Logically (declaratively) the example means "Is there an X such that X is located in the kitchen and X is edible?" If the same variable name appears more than once in a query, it must have the same value in all places it appears. The query in the above example will only succeed if there is a single value of X that can satisfy both goals.
This logical query can also be interpreted procedurally, using an understanding of Prolog's execution strategy. The procedural interpretation is: "First find an X located in the kitchen, and then test to see if it is edible. If it is not, go back and find another X in the kitchen and test it. Repeat until successful, or until there are no more Xs in the kitchen."
Rules
We said earlier a predicate is defined by clauses, which may be facts or rules. A rule is no more than a stored query. Its syntax is
head :- body.
where
- head
- a predicate definition (just like a fact)
- :-
- the neck symbol, sometimes read as "if"
- body
- one or more goals (a query)
For example, the compound query that finds out where the good things to eat are can be stored as a rule with the predicate name where_food/2.
where_food(X,Y) :-
location(X,Y),
edible(X).
It states "There is something X to eat in room Y if X is located in Y, and X is edible."

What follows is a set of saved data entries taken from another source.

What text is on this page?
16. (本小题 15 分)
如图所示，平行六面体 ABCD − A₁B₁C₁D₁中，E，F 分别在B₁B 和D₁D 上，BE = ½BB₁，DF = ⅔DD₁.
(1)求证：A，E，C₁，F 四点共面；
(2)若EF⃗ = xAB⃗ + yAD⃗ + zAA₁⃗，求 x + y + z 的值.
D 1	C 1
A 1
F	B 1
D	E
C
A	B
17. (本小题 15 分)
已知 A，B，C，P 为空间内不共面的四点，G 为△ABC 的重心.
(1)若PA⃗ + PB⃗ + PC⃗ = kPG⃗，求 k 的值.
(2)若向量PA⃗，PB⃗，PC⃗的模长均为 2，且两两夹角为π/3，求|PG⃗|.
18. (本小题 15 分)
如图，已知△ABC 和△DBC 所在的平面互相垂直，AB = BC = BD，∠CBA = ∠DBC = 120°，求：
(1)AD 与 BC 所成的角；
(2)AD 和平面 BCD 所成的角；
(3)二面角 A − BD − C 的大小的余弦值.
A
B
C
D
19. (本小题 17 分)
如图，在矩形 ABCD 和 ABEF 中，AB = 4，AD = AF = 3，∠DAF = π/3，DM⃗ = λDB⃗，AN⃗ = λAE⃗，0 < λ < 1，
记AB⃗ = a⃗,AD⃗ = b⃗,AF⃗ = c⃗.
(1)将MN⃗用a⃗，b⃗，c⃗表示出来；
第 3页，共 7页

ust as we had multiple facts defining a predicate, we can have multiple rules for a predicate. For example, we might want to have the broccoli included in where_food/2. (Prolog doesn't have an opinion on whether or not broccoli is legitimate food. It just matches patterns.) To do this we add another where_food/2 clause for things that 'taste_yucky.'
where_food(X,Y) :-
location(X,Y),
edible(X).
where_food(X,Y) :-
location(X,Y),
tastes_yucky(X).
Now the broccoli shows up when we use the semicolon (;) to ask for everything.
?- where_food(X, kitchen).
X = apple ;
X = crackers ;
X = broccoli ;
no
Until this point, when we have seen Prolog try to satisfy goals by searching the clauses of a predicate, all of the clauses have been facts.
Using Rules
Using rules, we can solve the problem of the one-way doors. We can define a new two-way predicate with two clauses, called connect/2.

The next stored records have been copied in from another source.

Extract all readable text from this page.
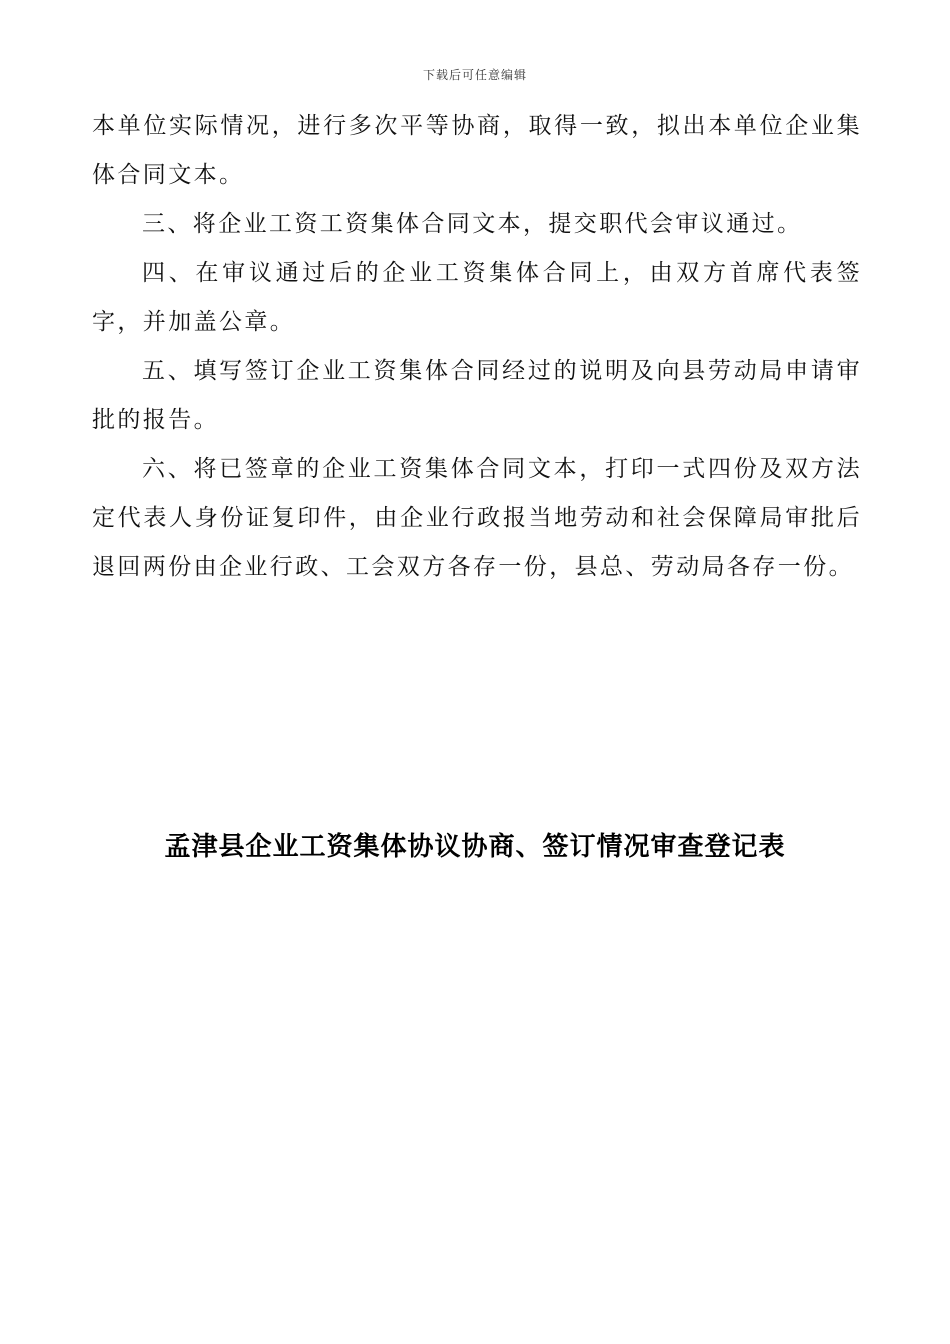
下载后可任意编辑

本单位实际情况，进行多次平等协商，取得一致，拟出本单位企业集体合同文本。

三、将企业工资工资集体合同文本，提交职代会审议通过。

四、在审议通过后的企业工资集体合同上，由双方首席代表签字，并加盖公章。

五、填写签订企业工资集体合同经过的说明及向县劳动局申请审批的报告。

六、将已签章的企业工资集体合同文本，打印一式四份及双方法定代表人身份证复印件，由企业行政报当地劳动和社会保障局审批后退回两份由企业行政、工会双方各存一份，县总、劳动局各存一份。

孟津县企业工资集体协议协商、签订情况审查登记表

connect(X,Y) :- door(X,Y).
connect(X,Y) :- door(Y,X).
It says "Room X is connected to a room Y if there is a door from X to Y, or if there is a door from Y to X." Note the implied 'or' between clauses. Now connect/2 behaves the way we would like.
list_connections(Place) :-
connect(Place, X),
tab(2),
write(X),
nl,
fail.
list_connections(_).
We now have an understanding of the fundamentals of Prolog, and it is worth summarizing what we have learned so far. We have seen the following about rules in Prolog.

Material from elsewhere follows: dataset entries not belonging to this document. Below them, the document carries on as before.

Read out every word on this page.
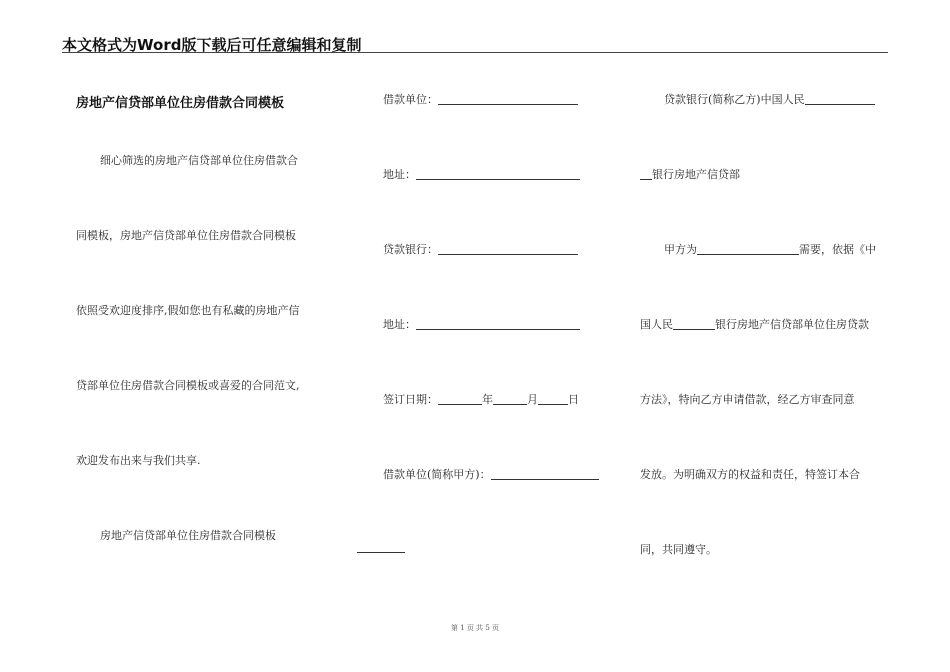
本文格式为Word版下载后可任意编辑和复制
房地产信贷部单位住房借款合同模板
细心筛选的房地产信贷部单位住房借款合
同模板，房地产信贷部单位住房借款合同模板
依照受欢迎度排序,假如您也有私藏的房地产信
贷部单位住房借款合同模板或喜爱的合同范文,
欢迎发布出来与我们共享.
房地产信贷部单位住房借款合同模板
借款单位：
地址：
贷款银行：
地址：
签订日期：	年	月	日
借款单位(简称甲方)：
贷款银行(简称乙方)中国人民
银行房地产信贷部
甲方为	需要，依据《中
国人民	银行房地产信贷部单位住房贷款
方法》，特向乙方申请借款，经乙方审查同意
发放。为明确双方的权益和责任，特签订本合
同，共同遵守。
第 1 页 共 5 页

- A Prolog program is a logicbase of interrelated facts and rules.
- The rules communicate with each other through unification, Prolog's built-in pattern matcher.
- The rules communicate with the user through built-in predicates such as write/1.
- The rules can be queried (called) individually from the listener.
We have seen the following about Prolog's control flow.
- The execution behavior of the rules is controlled by Prolog's built-in backtracking search mechanism.
- We can force backtracking with the built-in predicate fail.
- We can force success of a predicate by adding a final clause with dummy variables as arguments and no body.
We now understand the following aspects of Prolog programming.
- Facts in the logicbase (locations, doors, etc.) replace conventional data definition.
- The backtracking search (list_things/1) replaces the coding of many looping constructs.
- Passing of control through pattern matching (connect/2) replaces conditional test and branch structures.
- The rules can be tested individually, encouraging modular program development.
- Rules that call rules encourage the programming practices of procedure abstraction and data abstraction. (For example, look/0 doesn't know how list_things/1 works, or how the location data is stored.)
They can be used in rules as well. Here are two example predicates. One converts centigrade temperatures to Fahrenheit, the other checks if a temperature is below freezing.
c_to_f(C,F) :-
F is C * 9 / 5 + 32.
freezing(F) :-
F =< 32.
Here are some examples of their use.
?- c_to_f(100,X).
X = 212
yes
?- freezing(15).
yes
?- freezing(45).
no